The place: Ross-Ade Stadium. The contestants: 1947 #5 Illinois, coming off of a conference championship and a Rose Bowl championship against UCLA. Purdue, 2-2, coming off a demoralizingly winless Big Ten season, and very much unranked. A packed crowd of 42,000 Boilermakers in the stands. 

Let’s go back. Let’s try to imagine how it felt to be there on that day. 

Illinois hadn’t lost for 10 straight games, dating back to an October loss to the Indiana Hoosiers the year prior. They were looking ahead to a home date with #2 Michigan the following week. Meanwhile, Purdue had snuck a win against an admittedly pretty terrible Ohio State squad, got pasted by #1 Notre Dame, and then kicked the snot out of Boston University in Fenway in the preceding weeks. It’s a weird vestige of the time, but newspapers would compare the average weights of the linemen on each squad; Purdue was 13 lbs heavier than the Illini lines, but viewed to be slow and lumbering. The Illini were favored by 14 points, but it wasn’t a foregone conclusion. It would all come down to Moss v DeMoss, the teams’ respective QBs.

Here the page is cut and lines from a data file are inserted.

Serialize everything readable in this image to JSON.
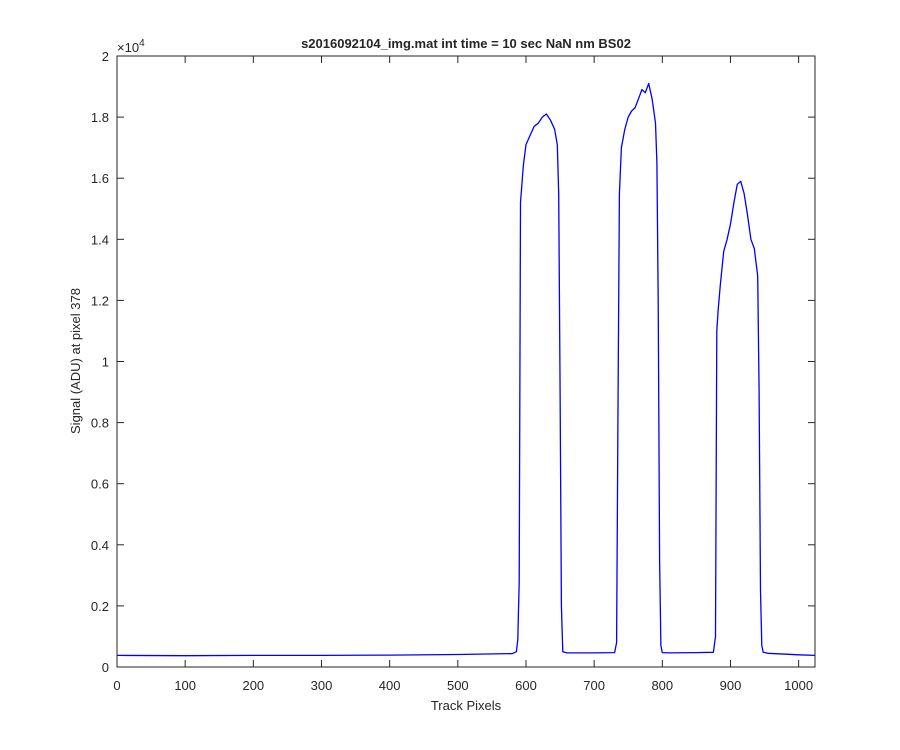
{
  "chart_data": {
    "type": "line",
    "title": "s2016092104_img.mat int time = 10 sec  NaN nm BS02",
    "xlabel": "Track Pixels",
    "ylabel": "Signal (ADU) at pixel 378",
    "xlim": [
      0,
      1024
    ],
    "ylim": [
      0,
      20000
    ],
    "y_exponent_label": "×10",
    "y_exponent_power": "4",
    "x_ticks": [
      0,
      100,
      200,
      300,
      400,
      500,
      600,
      700,
      800,
      900,
      1000
    ],
    "x_tick_labels": [
      "0",
      "100",
      "200",
      "300",
      "400",
      "500",
      "600",
      "700",
      "800",
      "900",
      "1000"
    ],
    "y_ticks": [
      0,
      2000,
      4000,
      6000,
      8000,
      10000,
      12000,
      14000,
      16000,
      18000,
      20000
    ],
    "y_tick_labels": [
      "0",
      "0.2",
      "0.4",
      "0.6",
      "0.8",
      "1",
      "1.2",
      "1.4",
      "1.6",
      "1.8",
      "2"
    ],
    "grid": false,
    "line_color": "#0000ff",
    "series": [
      {
        "x": [
          0,
          100,
          200,
          300,
          400,
          500,
          580,
          586,
          588,
          590,
          592,
          596,
          600,
          606,
          612,
          618,
          624,
          630,
          636,
          642,
          646,
          648,
          650,
          652,
          654,
          660,
          700,
          730,
          733,
          735,
          737,
          740,
          745,
          750,
          755,
          760,
          765,
          770,
          775,
          780,
          785,
          790,
          792,
          794,
          796,
          798,
          800,
          810,
          850,
          875,
          878,
          880,
          882,
          885,
          890,
          895,
          900,
          905,
          910,
          915,
          920,
          925,
          930,
          935,
          940,
          942,
          944,
          946,
          948,
          955,
          1000,
          1024
        ],
        "y": [
          380,
          370,
          380,
          380,
          390,
          410,
          440,
          500,
          900,
          2800,
          15200,
          16400,
          17100,
          17400,
          17700,
          17800,
          18000,
          18100,
          17900,
          17600,
          17100,
          15500,
          9000,
          2000,
          500,
          460,
          460,
          470,
          800,
          8500,
          15500,
          17000,
          17600,
          18000,
          18200,
          18300,
          18600,
          18900,
          18800,
          19100,
          18600,
          17800,
          16500,
          12000,
          3500,
          700,
          470,
          460,
          470,
          480,
          1000,
          11000,
          11700,
          12500,
          13600,
          14000,
          14500,
          15200,
          15800,
          15900,
          15500,
          14800,
          14000,
          13700,
          12800,
          9000,
          2500,
          700,
          480,
          450,
          400,
          380
        ]
      }
    ]
  }
}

What was assumed to be a surprisingly modern aerial battle ended up being a slog, a puntfest, a Big Ten West matchup before we knew what that meant. At half, a 7-7 tie. Purdue’s punter aimed for a coffin-corner and nailed the Illini on their own 2 yard line. The Boilermaker defense held Illinois in the following series and forced the Illini to punt in return. Purdue nailed a few long passes and found the end zone.  Boilermakers, 14-7 in the 3rd quarter. And after that they sat on it, milking the clock and running the time down. A solid defense flustered Illinois’ QB Moss, although the Illini attempted several last-gasp passes to even the score late in the 4th. Despite the odds and expectations, #5 Illinois went down looking ahead to the Wolverines. Purdue Harbor struck out of the blue for the first time. The 42,000 fans in black and gold lost their minds. Could you script a better Homecoming? 

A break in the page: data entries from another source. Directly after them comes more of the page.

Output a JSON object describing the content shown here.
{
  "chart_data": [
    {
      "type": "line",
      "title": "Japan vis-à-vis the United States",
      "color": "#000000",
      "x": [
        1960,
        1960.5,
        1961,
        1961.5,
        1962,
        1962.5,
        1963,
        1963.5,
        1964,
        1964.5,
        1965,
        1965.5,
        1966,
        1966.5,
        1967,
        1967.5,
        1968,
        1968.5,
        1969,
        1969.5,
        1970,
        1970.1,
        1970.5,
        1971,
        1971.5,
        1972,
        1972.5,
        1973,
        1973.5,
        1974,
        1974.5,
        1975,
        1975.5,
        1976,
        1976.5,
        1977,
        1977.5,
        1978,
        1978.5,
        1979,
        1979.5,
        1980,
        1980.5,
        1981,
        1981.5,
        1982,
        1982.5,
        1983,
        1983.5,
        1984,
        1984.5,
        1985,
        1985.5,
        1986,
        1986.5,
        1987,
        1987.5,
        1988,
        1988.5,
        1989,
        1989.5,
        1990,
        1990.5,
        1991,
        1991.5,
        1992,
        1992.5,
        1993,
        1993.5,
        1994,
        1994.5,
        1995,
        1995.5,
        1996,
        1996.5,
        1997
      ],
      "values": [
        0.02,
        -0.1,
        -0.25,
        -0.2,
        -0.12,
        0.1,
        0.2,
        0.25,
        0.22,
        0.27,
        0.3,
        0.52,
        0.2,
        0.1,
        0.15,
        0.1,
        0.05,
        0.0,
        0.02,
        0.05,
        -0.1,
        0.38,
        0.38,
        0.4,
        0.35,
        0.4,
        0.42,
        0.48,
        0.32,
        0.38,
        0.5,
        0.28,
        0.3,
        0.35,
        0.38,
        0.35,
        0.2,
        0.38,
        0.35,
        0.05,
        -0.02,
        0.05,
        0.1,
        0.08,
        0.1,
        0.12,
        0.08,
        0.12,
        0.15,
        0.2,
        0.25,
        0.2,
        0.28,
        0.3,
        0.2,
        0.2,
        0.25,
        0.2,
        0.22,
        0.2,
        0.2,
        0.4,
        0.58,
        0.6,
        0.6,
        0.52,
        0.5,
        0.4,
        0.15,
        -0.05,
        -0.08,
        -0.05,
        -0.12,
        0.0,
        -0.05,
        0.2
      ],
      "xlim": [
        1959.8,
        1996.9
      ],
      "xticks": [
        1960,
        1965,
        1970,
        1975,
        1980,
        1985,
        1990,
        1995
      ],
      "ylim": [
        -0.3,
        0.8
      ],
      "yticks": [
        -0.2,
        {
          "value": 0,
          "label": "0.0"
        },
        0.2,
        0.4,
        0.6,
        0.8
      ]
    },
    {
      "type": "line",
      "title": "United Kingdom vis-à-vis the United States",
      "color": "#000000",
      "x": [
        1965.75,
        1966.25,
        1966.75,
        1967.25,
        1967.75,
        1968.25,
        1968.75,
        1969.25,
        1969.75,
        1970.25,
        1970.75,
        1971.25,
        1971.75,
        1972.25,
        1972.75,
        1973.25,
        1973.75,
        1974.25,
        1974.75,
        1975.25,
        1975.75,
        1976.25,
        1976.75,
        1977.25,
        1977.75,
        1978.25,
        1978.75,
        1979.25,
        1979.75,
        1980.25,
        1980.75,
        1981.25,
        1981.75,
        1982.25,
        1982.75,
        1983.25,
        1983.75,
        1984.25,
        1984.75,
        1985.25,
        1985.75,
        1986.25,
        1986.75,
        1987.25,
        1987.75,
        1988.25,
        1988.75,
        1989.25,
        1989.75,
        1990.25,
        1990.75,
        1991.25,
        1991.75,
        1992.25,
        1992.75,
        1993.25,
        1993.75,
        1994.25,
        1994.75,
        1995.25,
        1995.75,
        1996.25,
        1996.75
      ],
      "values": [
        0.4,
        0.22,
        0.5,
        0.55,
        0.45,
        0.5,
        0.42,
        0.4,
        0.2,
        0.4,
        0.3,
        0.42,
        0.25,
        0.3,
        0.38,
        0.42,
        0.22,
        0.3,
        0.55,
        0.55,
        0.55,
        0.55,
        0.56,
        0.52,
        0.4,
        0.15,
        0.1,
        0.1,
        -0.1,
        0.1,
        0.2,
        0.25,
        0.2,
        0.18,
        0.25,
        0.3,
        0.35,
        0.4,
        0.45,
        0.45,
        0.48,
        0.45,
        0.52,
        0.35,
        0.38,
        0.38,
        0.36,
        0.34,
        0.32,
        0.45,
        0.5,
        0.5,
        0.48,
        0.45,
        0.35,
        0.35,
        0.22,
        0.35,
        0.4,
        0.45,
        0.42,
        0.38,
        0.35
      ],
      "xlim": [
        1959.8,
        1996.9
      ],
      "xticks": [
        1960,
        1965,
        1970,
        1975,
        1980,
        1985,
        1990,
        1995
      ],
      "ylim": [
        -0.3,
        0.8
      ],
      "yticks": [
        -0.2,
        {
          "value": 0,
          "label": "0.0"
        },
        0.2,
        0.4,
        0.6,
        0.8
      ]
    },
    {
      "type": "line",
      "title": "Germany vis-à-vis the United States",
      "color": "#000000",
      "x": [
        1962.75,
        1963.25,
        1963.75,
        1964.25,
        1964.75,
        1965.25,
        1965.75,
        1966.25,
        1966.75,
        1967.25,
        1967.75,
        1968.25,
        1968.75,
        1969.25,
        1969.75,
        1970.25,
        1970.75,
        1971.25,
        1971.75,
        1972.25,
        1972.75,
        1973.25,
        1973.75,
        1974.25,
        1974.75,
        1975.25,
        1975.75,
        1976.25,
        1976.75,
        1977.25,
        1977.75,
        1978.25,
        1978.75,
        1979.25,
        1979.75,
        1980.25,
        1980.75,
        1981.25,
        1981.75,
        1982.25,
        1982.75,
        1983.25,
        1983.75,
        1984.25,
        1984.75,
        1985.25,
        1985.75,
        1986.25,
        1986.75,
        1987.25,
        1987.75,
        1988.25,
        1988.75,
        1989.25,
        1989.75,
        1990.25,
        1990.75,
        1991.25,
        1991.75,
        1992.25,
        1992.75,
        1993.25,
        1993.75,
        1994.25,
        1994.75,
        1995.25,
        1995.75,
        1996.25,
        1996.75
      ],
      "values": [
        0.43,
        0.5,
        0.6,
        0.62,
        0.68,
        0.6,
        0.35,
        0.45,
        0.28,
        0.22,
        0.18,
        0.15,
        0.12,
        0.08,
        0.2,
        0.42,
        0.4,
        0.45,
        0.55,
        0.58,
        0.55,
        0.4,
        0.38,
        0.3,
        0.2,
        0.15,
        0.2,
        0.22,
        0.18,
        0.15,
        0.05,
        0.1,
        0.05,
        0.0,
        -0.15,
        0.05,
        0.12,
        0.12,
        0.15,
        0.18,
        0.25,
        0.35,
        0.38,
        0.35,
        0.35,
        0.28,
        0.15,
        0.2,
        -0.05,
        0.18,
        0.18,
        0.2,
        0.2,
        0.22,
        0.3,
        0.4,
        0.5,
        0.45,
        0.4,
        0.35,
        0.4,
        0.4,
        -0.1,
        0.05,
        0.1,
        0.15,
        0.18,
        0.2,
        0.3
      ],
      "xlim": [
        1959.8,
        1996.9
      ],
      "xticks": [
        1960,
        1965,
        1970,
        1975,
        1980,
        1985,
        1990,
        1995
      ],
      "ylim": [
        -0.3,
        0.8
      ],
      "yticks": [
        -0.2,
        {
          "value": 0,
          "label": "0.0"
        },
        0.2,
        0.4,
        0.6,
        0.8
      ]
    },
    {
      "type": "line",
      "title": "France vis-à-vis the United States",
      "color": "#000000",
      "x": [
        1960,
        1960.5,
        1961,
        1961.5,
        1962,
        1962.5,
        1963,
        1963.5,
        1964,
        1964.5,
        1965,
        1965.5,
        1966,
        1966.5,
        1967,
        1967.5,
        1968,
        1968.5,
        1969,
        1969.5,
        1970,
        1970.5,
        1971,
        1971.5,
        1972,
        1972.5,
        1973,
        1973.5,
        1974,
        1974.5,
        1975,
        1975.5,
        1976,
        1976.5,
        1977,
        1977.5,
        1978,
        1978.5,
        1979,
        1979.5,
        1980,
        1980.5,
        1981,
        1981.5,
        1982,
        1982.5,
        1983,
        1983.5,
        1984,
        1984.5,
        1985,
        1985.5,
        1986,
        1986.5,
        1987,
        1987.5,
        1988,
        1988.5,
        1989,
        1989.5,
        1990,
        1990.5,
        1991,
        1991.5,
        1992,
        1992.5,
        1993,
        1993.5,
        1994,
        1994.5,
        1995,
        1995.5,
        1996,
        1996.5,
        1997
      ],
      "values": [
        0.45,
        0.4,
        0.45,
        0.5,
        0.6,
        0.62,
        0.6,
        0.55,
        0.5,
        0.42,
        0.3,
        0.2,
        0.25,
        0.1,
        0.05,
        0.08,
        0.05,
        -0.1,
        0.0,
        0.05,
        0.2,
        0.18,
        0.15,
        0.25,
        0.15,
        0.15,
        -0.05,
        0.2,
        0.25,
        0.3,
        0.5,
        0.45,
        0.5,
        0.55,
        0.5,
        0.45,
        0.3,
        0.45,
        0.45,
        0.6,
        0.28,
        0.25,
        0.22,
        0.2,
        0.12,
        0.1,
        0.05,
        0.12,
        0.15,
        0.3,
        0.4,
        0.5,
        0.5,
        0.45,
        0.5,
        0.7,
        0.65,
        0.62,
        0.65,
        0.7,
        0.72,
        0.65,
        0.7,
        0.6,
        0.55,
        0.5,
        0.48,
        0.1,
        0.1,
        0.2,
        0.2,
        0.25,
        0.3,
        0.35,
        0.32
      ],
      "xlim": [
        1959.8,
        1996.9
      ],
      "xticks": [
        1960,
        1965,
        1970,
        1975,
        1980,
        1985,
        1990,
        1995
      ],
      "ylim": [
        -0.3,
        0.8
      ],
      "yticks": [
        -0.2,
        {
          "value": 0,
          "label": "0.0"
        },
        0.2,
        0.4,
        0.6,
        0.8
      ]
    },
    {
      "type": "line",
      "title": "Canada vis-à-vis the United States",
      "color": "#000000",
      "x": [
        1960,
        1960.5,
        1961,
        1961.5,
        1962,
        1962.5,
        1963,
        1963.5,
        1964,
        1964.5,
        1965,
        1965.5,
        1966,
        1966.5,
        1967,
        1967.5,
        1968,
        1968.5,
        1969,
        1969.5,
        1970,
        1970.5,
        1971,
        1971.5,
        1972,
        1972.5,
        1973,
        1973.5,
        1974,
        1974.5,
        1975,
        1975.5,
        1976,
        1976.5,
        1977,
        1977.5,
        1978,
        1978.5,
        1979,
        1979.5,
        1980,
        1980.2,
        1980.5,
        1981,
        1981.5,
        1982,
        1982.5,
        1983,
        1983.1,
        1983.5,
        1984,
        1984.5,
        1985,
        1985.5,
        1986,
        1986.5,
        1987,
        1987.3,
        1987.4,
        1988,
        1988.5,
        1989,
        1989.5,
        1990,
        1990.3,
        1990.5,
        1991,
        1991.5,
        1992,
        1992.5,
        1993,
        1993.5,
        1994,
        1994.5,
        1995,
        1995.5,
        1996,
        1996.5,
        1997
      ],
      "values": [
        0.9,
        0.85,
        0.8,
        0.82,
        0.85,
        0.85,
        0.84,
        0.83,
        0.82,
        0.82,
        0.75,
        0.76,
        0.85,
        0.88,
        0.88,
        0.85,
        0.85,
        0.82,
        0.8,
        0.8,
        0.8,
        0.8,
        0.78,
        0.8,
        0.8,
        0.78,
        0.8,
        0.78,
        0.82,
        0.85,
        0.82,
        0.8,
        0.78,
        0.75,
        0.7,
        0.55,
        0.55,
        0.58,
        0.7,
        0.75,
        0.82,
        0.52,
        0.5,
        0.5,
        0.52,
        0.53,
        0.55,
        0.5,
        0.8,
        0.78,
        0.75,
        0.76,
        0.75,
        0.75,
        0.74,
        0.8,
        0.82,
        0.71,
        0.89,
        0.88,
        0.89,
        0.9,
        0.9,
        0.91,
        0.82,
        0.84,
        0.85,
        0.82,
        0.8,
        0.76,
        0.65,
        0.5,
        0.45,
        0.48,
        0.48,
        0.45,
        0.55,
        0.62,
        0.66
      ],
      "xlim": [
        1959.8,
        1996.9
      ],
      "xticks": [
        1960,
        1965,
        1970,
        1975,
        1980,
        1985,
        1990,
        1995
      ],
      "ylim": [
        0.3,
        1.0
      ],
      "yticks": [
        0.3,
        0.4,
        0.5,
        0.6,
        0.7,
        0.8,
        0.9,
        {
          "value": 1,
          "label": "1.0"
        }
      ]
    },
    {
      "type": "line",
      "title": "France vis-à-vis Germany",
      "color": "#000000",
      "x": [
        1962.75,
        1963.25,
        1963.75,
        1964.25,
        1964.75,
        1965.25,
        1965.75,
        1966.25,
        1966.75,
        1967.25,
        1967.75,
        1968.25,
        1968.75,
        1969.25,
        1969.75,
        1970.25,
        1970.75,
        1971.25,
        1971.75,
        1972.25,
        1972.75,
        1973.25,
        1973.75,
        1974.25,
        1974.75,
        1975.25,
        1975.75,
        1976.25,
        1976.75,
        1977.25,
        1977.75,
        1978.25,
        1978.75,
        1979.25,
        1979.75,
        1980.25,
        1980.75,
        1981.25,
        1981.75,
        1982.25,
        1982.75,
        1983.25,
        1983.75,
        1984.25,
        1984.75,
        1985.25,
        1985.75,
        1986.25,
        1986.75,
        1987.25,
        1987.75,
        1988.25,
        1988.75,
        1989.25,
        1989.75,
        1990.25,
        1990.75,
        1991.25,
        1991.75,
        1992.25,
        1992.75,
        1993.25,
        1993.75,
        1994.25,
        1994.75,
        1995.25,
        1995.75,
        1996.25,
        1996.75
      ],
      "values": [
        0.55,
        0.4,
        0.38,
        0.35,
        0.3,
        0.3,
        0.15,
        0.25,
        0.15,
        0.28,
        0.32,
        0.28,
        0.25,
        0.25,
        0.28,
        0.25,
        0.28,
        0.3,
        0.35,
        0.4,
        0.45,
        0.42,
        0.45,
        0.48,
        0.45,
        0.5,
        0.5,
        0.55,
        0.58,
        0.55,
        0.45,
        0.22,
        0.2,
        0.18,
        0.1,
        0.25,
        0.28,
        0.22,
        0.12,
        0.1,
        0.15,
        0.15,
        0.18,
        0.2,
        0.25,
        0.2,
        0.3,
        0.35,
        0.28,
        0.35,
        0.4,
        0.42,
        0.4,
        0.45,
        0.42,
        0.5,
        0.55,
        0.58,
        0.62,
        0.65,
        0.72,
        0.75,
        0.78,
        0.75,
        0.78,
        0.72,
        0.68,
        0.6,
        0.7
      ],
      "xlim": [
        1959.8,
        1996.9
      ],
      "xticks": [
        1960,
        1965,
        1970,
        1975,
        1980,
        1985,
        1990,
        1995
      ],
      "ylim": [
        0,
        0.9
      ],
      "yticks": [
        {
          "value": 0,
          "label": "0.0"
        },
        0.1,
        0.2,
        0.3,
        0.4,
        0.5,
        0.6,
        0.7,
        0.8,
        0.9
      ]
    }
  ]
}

It’s sometimes hard to imagine or compare football antiquity to the present day game. The past is a foreign country and even for a sport rooted in its rich history, the times have changed pretty dramatically. The game is faster, bigger, more monied, more professionalized. The colleges that surround the sport have changed even more! But that idea of a shock loss, of unwarranted confidence so quickly turned, that bitter, adrenal feeling of “Oh God, not like this, not to THEM!” remains an ever-present fear in the sport.

And when you roll into Ross-Ade as a top-ranked team? Abandon all hope, ye who enter Purdue Harbor.